From the code above we can observe that our ParallelQueue module is an es6 class that has a concurrency parameters [1]. Next thing we initialize an empty queue [2] which is just an empty array. And a running counter [3]. The push function [4] is used to add the next task to the queue but more importantly to initiate the execution of some of the tasks that are in the queue by calling the next() function;

The source code of [6] the next function is relatively self explanatory. We start executing tasks in parallel if the running counter is bellow our concurrency threshold. And after each task finished we decrement the running counter and also triggering the next function to reiterate the process.

Next we will use the parallel queue in our index.js file.

// index.js
const ParallelQueue = require('./parallel-queue');
const queue = new ParallelQueue(2);

const array = new Array(100)
  .fill(0)
  .map((a) => function (cb) {
    setTimeout(() => {
      console.log(Math.random());
      cb();
    }, 1000)
  });

array.forEach(a => queue.pushTask(a));

We can execute the following code by running node limited-parallel-queue/ and observe in our console that each second we will have a group of 2 random numbers displayed simultaneously, this is our concurrency attribute, we can play with this attribute by changing it to 5, 10, 20, and see the changes.

Conclusions

We observed the mostly wide used patterns for asynchronous programming in node.js using callbacks in parallel, in sequence, in a limited parallel queue.

We understood how to synchronize two parallel calls but in production environments is not usually smart to write so much boilerplate.

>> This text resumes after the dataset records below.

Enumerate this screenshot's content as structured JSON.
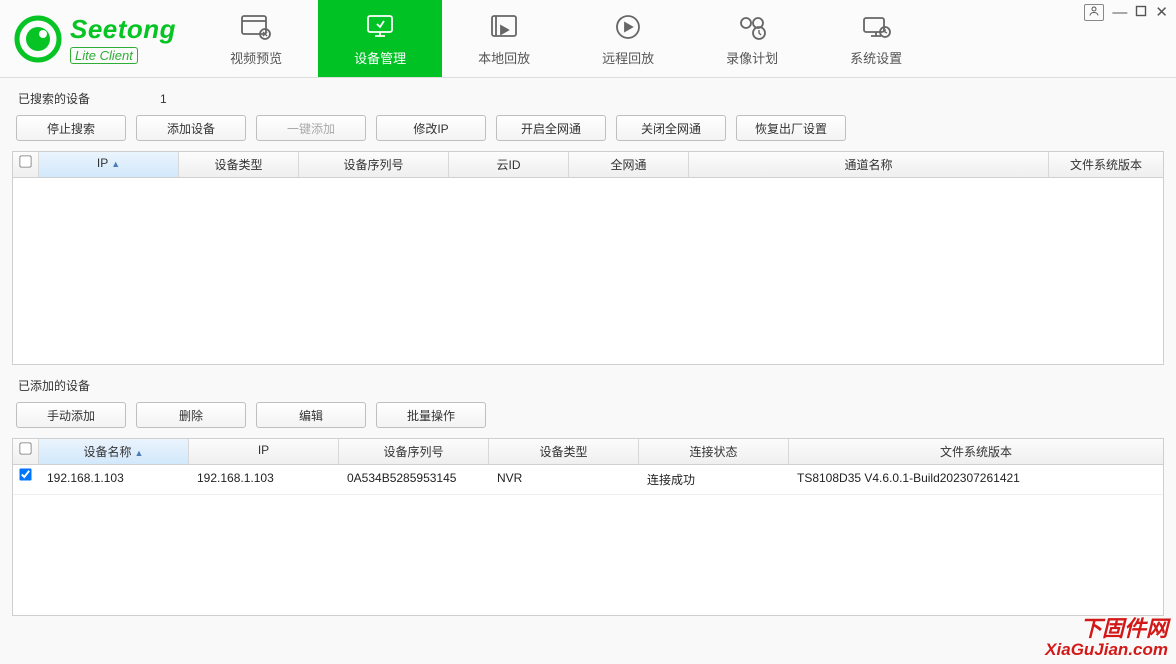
{
  "brand": {
    "name": "Seetong",
    "sub": "Lite Client"
  },
  "nav": [
    {
      "label": "视频预览"
    },
    {
      "label": "设备管理"
    },
    {
      "label": "本地回放"
    },
    {
      "label": "远程回放"
    },
    {
      "label": "录像计划"
    },
    {
      "label": "系统设置"
    }
  ],
  "nav_active_index": 1,
  "searched": {
    "title": "已搜索的设备",
    "count": "1",
    "buttons": {
      "stop_search": "停止搜索",
      "add_device": "添加设备",
      "one_click_add": "一键添加",
      "modify_ip": "修改IP",
      "open_all_net": "开启全网通",
      "close_all_net": "关闭全网通",
      "restore_factory": "恢复出厂设置"
    },
    "columns": [
      "IP",
      "设备类型",
      "设备序列号",
      "云ID",
      "全网通",
      "通道名称",
      "文件系统版本"
    ],
    "rows": []
  },
  "added": {
    "title": "已添加的设备",
    "buttons": {
      "manual_add": "手动添加",
      "delete": "删除",
      "edit": "编辑",
      "batch": "批量操作"
    },
    "columns": [
      "设备名称",
      "IP",
      "设备序列号",
      "设备类型",
      "连接状态",
      "文件系统版本"
    ],
    "rows": [
      {
        "checked": true,
        "name": "192.168.1.103",
        "ip": "192.168.1.103",
        "serial": "0A534B5285953145",
        "type": "NVR",
        "status": "连接成功",
        "firmware": "TS8108D35 V4.6.0.1-Build202307261421"
      }
    ]
  },
  "watermark": {
    "cn": "下固件网",
    "en": "XiaGuJian.com"
  }
}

A very handy tool to approach asynchronous problems in node.js is the async module. It provides a very good interface for running stuff in async.parallel(tasks, callback) or in async.series(tasks, callback)

For production code use mostly async module, it is much easier to use and maintain than writing so much boilerplate.

But I do not advise to use async before understanding in depth how it's working.